Page 1 of 1

Junk character in sequential file viewer stage

Posted: Fri Dec 14, 2018 8:36 am
by rumu
Hi All,

I am reading a cobol EBCDIC file using CFF stage and loading it into Sequential file stage. There are 2 fields defined in CFF as PICX(2) and PIC X(1) which is in Record Layout shown as CHARCTER 2 and CHARACTER 1 respectively.

I directly mapped those 2 fields to sequential file stage using datatype Char(2) and CHAR(1).
Some data are shown in the datastage file viewer for the field with 2 charadters as

Code: Select all

?|
The second character is | like but I can not copy it as when I am pasting only ? is pasted.
I used String to Raw function to display it and I got the following

Code: Select all

{1a 18}
Are these CAN and Linefeed in HEX? How do I remove them ? When I see it in Unix, it shows noting....

The column has 2 distinct Values when I putput in Unix

RE and blank.

I use dthe following commnd to deisplay in hexdump:

Code: Select all

-bash-4.2$ cat RDTDP.txt|cut -d'|' -f1|sort|uniq|hexdump
0000000 181a 1a0a 0a1a 4552 000a
0000009
How can I convert these foreign characters to space?

Posted: Mon Dec 17, 2018 1:06 am
by ray.wurlod
What character set are you using?

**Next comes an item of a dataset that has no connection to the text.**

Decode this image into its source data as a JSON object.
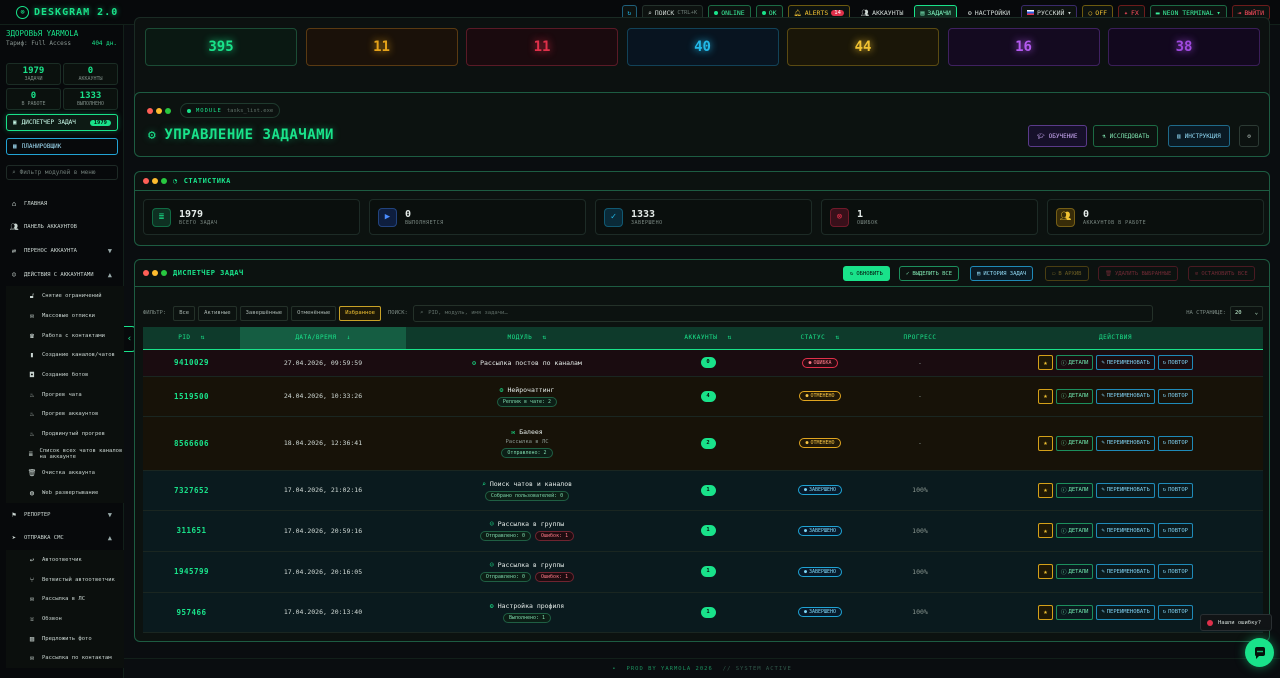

Could these be double-byte representations of Unicode characters?

Posted: Mon Dec 17, 2018 6:47 am
by rumu
Hi Ray,

The NLS map is set to Project default(UTF-8).

I used following derivation in the transformer and those characters were not seen.
Trim(Trim(DSLink3.RDT_ADDL_SEG_KEY_PROD,char(24)),char(26))
I used 24 as Dec representation for hex 18 and 26 is Dec representation for hex 1A.
Is that approach ok?

Posted: Tue Dec 18, 2018 12:46 am
by ray.wurlod
Who knows? You've condemned what might be valid characters to be "junk". I'd examine that assumption pretty closely.

Posted: Tue Dec 18, 2018 8:38 am
by rumu
Hi Ray,

I used StringToRaw function to to check the values. How can I identify whether it is a double byte character?